Norwegian government to end residence permits for au pairs

Frazer Norwell
Frazer Norwell - [email protected]
Norwegian government to end residence permits for au pairs
The Norwegian ministry of Labour has said it is ending the au pair scheme. Pictured is Norway's parliament. Photo by Marco Süssi on Unsplash

Norway’s Labour Minister has said it would stop residence permits for au pairs as the system was being used to obtain cheap domestic help rather than the scheme being about cultural exchange.


On Wednesday, Labour Minister Marte Mjøs Persen, submitted a government proposal to end the au pair residence permit scheme.

“It is a system that does not work as intended. It is no longer a cultural exchange scheme as it once was. The scheme is used to obtain cheap labour in the home, either for childcare or housework,” she told the Norwegian newswire NTB.
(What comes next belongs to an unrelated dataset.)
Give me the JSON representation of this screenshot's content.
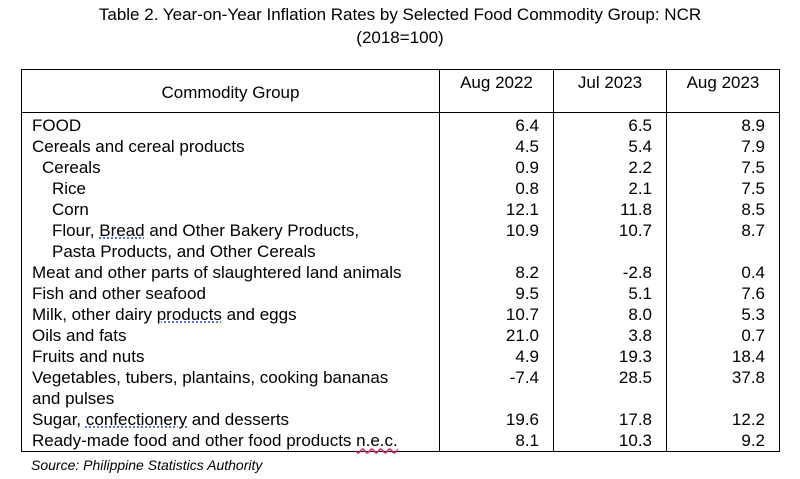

The government had previously pledged to remove the au pair scheme when it was formed in October 2021. However, she said that arrangements would be made to allow au pairs already in Norway to remain.


News of residence permits for au pairs being scrapped has been welcomed by the Socialist Left Party (SV), which the minority government normally relies on to gain a parliamentary majority.

Meanwhile, the leader of the Norwegian Confederation of Trade Unions (LO), Peggy Hessen Følsvik, said the scheme led to the exploitation of women.

“Unfortunately, the scheme has given us many examples of gross exploitation of women. The most glaring example is a married couple sentenced to five months in prison and a substantial fine due for exploiting au pairs. I am simply relieved that this scheme has now been put to an end,” she told the Norwegian newspaper VG.

According to figures from the Norwegian Directorate of Immigration (UDI), around 750 people were granted a permit as an au pair last year. NTB reports that there are currently 1,100 people in Norway on an au pair permit.

Au pairs in Norway work up to 30 hours a week, with entitlements for one day off a week. In return, they are paid 5,900 kroner a month and receive board and lodging from their hosts.